At the start of the study, the participants of the study had subjective cognitive decline – meaning they reported experiences of frequent confusion or memory loss.
Three months into the study, and then six months after the first observation, the participants received tests of subjective cognitive decline and showed significant improvements.
Another smaller study even found that even just a week of meditation had changes in their body’s chemistry that may help offset Alzheimer’s.
Talking about the experiment, Doctor Rudolph Tanzi, professor of neurology at Harvard Medical School told Prevention: “After a week of learning meditation and doing it several times per day, there were changes in the genes involved with how brain clears out Alzheimer’s-associated amyloid from the brain out of the body.”
Clumps or tangles of beta-amyloid are thought to be a cause of Alzheimer’s disease.
However, it’s not entirely clear from the research that meditation can in any way offset Alzheimer’s.
The cause of Alzheimer’s isn’t fully known yet, meaning there’s no way for certain to prevent the disease.
Activities other than meditation have been shown to reduce the risk of Alzheimer’s disease.
They often revolve around reducing the onset of other conditions like stroke and heart attacks that have been linked to Alzheimer’s.
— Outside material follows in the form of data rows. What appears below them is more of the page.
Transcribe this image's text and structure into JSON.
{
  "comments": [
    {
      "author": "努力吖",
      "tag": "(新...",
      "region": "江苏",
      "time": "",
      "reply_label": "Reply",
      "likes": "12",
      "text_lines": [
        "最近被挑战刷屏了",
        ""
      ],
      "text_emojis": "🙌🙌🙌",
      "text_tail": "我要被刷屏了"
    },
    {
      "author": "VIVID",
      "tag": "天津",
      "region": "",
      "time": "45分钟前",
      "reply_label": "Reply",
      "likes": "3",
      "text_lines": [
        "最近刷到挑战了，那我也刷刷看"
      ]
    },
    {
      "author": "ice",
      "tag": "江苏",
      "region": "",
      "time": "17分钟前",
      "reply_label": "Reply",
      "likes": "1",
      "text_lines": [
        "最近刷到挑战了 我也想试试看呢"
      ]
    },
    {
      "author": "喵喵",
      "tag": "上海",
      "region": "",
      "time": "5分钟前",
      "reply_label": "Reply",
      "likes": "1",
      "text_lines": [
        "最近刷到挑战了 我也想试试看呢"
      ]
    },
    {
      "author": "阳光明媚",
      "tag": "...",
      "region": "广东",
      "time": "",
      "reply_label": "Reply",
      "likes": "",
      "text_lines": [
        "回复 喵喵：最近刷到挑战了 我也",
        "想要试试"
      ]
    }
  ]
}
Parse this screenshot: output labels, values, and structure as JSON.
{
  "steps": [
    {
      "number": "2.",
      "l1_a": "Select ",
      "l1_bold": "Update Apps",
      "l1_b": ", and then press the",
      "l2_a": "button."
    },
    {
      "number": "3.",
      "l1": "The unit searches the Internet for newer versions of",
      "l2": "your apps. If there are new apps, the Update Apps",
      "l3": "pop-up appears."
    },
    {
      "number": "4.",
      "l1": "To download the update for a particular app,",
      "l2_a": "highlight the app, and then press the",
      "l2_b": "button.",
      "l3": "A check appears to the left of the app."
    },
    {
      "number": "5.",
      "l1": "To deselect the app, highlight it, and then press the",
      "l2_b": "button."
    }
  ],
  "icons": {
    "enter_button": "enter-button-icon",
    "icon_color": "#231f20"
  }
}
The NHS lists the following activities as helping to reduce the risk of conditions linked to Alzheimer’s disease – such as heart attacks and stroke.
- stopping smoking
- keeping alcohol to a minimum
- eating a healthy, balanced diet, including at least five portions of fruit and vegetables every day
- exercising for at least 150 minutes every week by doing moderate-intensity aerobic activity (such as cycling or fast walking), or as much as you’re able to
- making sure your blood pressure is checked and controlled through regular health tests
- if you have diabetes, make sure you keep to the diet and take your medicine
Talking about the effect of meditation and yoga, Doctor Eric B. Larson of Kaiser Foundation Health Plan, told Prevention: “For things like yoga and music, the evidence has been soft.
“But when people ask, should I try it? I tell them, it’s not going to hurt you, and the drugs can be harmful to some people. It makes a lot of sense.”
You should visit the doctor if you show any early, persistent signs of dementia, including increased memory loss and confusion, shortened attention span, and problems coping with new situations.